The concern regarding the quality of modules produced in India is also misplaced. Indian module manufacturers are offering modules with high efficiency as per international and BIS certifications and their acceptability globally can be gauged from the following:

  • The most challenging and quality-conscious markets of North America and Eu­rope embrace modules manufactu­red in India.
  • Independent/Third-party quality certification labs rate Indian manufactured mo­dules highly as these modules pass stringent tests, which are equivalent to 3X testing standards followed globally, for sustained periods.
  • Top financial institutions continue to cl­ear projects with Indian modules.
  • Manufacturers like Waaree have also invested and set up world-class in-hou­se testing laboratories.

What is your view on various government initiatives aimed at promoting domestic manufacturing in India?

The promotion of local manufacturing is a “triad”. One, there is a need for assured and consistent demand. This has been pro­moted through various tenders but there is a serious gap when it comes to on-ground deployment. Two, there is a need for incentives in the form of capital subsidy. This has been introduced in the form of the PLI scheme. It is essential to re­duce the cost of capital. Granting infrastructure status to renewable energy projects and re­ducing the cost of borrowing will be helpful in this regard. Three, the implementation of fiscal and non-fiscal barriers is necessary to prevent dumping by foreign players and allow domestic ma­­nufacturing to consolidate. To this end, basic customs duties, the Approved List of Models and Manufac­tu­rers (ALMM) and domestic content requirement sche­mes have been put in place.

What further interventions are needed?

The following interventions are needed to protect and promote domestic manufacturing in India to not only address the gro­wing domestic demand (30 GW per an­num) but also become a reliable supplier to the world where a potential of 50 GW per annum is evident:

  • The ALMM requirements for any de­ployment in the country, which have been postponed several times in the past three years. Going forward, it sh­o­u­ld not be pushed back any further and be implemented immediately. The ex­tension order should be revoked.
  • Imports from countries that have a free trade agreement with India should be st­rictly monitored (ensuring minimum 60 per cent local value addition to avoid circumvention by Chinese companies).
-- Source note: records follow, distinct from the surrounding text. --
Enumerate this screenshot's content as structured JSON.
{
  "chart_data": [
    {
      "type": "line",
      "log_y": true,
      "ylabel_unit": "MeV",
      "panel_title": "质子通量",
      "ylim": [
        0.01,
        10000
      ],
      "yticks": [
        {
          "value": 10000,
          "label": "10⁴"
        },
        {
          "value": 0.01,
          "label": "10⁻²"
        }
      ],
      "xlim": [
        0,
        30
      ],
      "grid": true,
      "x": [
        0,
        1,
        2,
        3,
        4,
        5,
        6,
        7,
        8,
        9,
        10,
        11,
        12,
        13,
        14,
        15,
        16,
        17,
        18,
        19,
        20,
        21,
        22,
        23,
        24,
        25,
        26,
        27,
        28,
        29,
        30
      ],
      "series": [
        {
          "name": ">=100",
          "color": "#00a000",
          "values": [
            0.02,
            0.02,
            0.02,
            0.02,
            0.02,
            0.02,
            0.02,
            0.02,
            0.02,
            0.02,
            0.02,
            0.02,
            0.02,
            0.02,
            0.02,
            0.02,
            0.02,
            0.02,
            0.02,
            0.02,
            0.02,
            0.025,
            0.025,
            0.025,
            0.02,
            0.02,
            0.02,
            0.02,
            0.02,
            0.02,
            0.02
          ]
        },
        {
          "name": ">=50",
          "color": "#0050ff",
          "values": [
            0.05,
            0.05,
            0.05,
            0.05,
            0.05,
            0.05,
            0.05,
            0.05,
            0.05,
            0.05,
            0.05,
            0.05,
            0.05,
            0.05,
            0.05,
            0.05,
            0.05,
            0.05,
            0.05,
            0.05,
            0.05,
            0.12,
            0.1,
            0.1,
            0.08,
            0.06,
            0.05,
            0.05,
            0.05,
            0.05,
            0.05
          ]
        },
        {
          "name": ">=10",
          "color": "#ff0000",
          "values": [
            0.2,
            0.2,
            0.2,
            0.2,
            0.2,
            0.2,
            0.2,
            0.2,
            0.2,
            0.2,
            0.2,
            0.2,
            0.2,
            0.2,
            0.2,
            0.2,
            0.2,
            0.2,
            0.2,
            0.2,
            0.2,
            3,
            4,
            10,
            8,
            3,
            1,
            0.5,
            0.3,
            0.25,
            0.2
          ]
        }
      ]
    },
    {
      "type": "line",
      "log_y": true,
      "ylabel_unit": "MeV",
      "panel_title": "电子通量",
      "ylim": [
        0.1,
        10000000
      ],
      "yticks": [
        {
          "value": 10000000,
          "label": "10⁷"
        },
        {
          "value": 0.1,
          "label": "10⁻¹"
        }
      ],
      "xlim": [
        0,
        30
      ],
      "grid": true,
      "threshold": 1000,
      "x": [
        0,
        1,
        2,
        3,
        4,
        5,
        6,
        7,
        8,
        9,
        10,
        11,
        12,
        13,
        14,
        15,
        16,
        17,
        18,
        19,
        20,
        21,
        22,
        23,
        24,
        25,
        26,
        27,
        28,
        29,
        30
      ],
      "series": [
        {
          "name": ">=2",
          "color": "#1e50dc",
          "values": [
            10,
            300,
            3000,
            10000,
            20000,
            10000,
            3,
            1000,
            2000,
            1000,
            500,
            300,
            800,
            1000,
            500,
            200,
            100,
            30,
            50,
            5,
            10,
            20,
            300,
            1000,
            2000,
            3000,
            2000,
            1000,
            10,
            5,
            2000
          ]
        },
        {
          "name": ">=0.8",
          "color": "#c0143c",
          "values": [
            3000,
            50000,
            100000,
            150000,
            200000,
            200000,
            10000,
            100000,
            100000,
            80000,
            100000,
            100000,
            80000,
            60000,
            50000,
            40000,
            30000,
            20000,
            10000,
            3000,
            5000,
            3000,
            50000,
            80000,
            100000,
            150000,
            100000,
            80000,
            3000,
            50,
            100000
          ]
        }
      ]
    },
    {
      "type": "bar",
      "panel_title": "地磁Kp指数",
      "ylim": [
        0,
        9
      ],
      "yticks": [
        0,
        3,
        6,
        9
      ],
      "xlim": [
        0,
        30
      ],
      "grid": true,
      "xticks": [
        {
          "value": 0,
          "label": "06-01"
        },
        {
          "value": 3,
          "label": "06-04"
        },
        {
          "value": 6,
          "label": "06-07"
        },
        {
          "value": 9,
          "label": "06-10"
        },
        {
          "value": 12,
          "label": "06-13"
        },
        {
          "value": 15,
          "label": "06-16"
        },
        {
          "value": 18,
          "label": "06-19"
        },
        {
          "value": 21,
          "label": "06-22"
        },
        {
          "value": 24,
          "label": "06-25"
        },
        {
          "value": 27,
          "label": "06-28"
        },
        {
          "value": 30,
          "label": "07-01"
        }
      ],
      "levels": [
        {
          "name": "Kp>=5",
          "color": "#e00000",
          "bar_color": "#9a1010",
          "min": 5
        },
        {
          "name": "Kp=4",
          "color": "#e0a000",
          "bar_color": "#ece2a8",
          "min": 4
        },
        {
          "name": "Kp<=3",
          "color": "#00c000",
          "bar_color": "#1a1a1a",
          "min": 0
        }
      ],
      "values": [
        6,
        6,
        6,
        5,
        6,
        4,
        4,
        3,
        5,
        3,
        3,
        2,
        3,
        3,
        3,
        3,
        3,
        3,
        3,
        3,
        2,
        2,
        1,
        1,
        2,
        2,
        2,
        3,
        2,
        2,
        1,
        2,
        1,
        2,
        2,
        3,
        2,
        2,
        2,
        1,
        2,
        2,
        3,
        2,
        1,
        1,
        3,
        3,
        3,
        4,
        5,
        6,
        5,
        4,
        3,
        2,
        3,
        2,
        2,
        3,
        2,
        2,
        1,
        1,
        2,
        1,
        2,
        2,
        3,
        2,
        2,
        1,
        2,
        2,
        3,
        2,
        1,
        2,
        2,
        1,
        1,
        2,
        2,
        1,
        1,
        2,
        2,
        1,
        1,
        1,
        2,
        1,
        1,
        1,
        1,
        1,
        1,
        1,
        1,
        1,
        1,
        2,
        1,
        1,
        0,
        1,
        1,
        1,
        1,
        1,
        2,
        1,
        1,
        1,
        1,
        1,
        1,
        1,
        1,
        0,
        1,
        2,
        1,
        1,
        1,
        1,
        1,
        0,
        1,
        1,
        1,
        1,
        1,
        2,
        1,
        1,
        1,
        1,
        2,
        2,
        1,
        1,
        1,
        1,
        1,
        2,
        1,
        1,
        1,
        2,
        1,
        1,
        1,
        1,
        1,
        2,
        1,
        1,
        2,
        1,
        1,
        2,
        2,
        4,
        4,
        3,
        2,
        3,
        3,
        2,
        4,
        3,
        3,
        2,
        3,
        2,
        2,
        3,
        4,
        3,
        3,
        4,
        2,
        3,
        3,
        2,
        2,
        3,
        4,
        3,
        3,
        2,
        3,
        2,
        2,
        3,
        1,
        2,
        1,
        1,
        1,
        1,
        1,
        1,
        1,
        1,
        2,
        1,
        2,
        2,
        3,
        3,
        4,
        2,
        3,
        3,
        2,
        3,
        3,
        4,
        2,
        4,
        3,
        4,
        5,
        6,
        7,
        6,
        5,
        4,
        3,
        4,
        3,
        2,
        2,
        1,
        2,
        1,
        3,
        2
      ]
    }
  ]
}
The certification norms of the BIS sc­heme 1 should not be relaxed.
  • It should be made mandatory for all pro­­­­jects under the C&I, rooftop, PM-KUSUM, CPSU schemes to only use mo­dules manufactured in India.
  • Grandfathering, if extended to legacy projects, should be executed through domestic manufacturers.
  • No further extensions should be given to projects where bidding and award have been closed in the past three ye­ars to ensure that India is able to catch up on its deployment, which is already crippling. Currently, only 41 per cent of the projects bid during 2019-21 have been commissioned.
  • Proactive steps need to be taken to promote exports. India has a unique opportunity to capture 30 GW of the solar panel market (30 per cent of planned deployment outside China). This is a good opportunity as most co­untries are moving to de-risk the supply chain.
  • Previously available export promotion should be restored and 10 per cent in­centive support could be provided to compete with Chinese manufacturers.
  • Bidding policies should be broad-based to enable more bidders.
  • The confidence of investors should be reinforced for long-term stability throu­gh consistent policy implementation.